In response to your July 9, 2017 article, please know that there has not been a change in policy at our Student Health Center (SHC) with respect to the management of a treatment plan, including the administration and monitoring associated with hormone therapy for gender transition. We have excellent relationships with two local treatment facilities that do provide the expertise to manage comprehensive services for the administration and monitoring associated with hormone therapy for gender transition.  This is similar to relationships we have developed with other specialized providers to support students with specialized health care needs.  Over the years, several of our students have used the services from these two centers, while others have continued to have their treatment plan managed by their home providers.
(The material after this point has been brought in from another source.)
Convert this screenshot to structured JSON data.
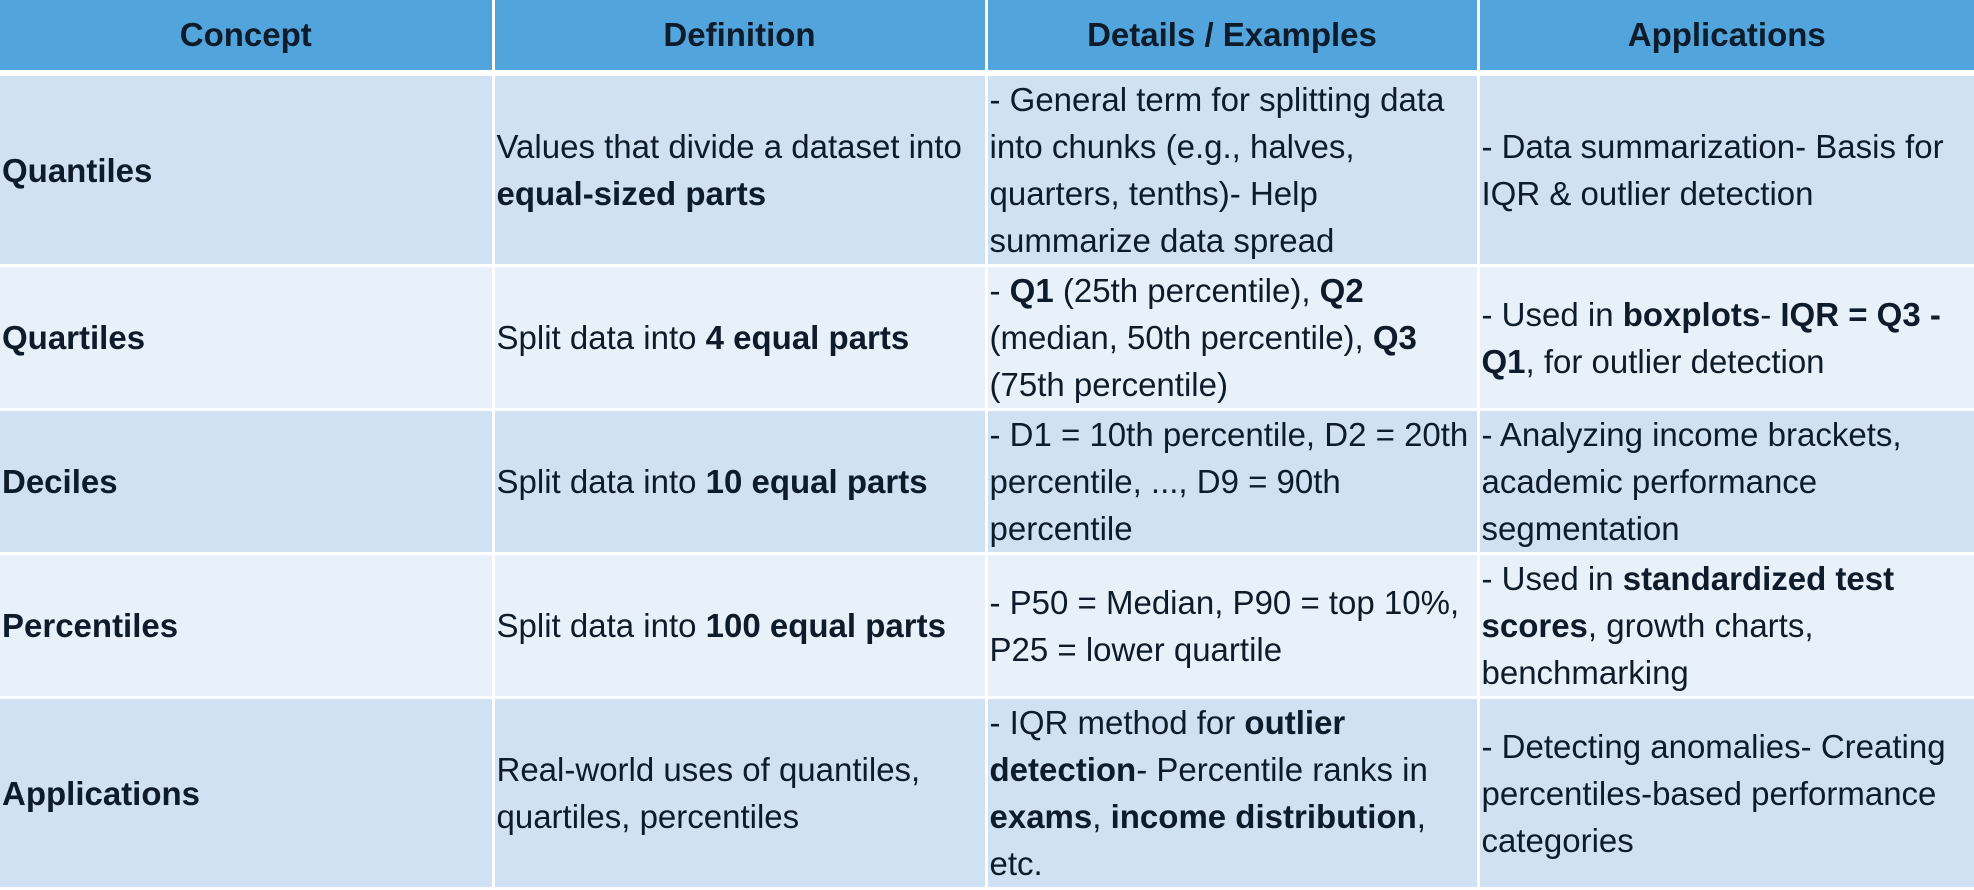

We take the health and well-being of all our students very seriously, and we work daily to provide excellent care and services to our students.  We had more than 19,000 student visits to our health center this past academic year.  While we strive to offer a breadth and depth of services, it is not possible to meet every students’ health care needs within the scope of practice of the Student Health Center.  That being said, we are fortunate to be situated in Rochester, where there is a strong medical community rich with resources.  

Most importantly, I want to emphasize that the SHC would never leave a student involved in a treatment program on their own.  Rather our staff works tirelessly to ensure students get access to the care they need.  This may include consulting with the student’s primary provider to provide interim bridge medication support until a connection with a local specialty provider has been secured.  Furthermore, all of our providers in the student wellness areas have chosen college health as their area of expertise and interest.  Students can expect our staff to be sensitive to Lesbian, Gay, Bisexual, Transgender, Questioning, Intersex and Asexual students’ health issues and when necessary can refer students with specialized and on-going care needs to providers with the expertise to provide such care in the greater Rochester community.

In support of our efforts to see that ALL students’ health care needs are met, RIT has an assigned case manager who is a tremendous resource in identifying community specialty providers supported by the individual students’ insurance plans and is able to troubleshoot with students so that they are able to get to appointments to ensure care is not interrupted.  This is a new role in college health and we learned in just the first two years how critical a role it is for ensuring that there is an individual working directly with students to coordinate support across the campus and within the community to assist students facing complex or specialized health care needs, crises, and/or life traumas.  In fact, we have redirected resources to be able to add a second case manager to the team, which we are expecting to be on board for the start of the fall semester.   

 Again, I want to emphasize that, the administration and on-going monitoring associated with hormone therapy for gender transition has been, and continues to be, beyond the scope of practice of the Student Health Center.  If a provider affiliated with the Student Health Center was managing the administration and ongoing monitoring associated with hormone therapy for gender transition to a student, they were not operating within the scope of practice for our Student Health Center.  As you would expect, if we were to learn that a provider was acting outside the scope of practice without authorization from the Medical Director or myself, we would take the matter very seriously.  Of course, for privacy reasons I cannot comment on specific personnel matters.

 We have cultivated a very supportive environment here on campus and we will continue to do so in support of the health care needs of our students.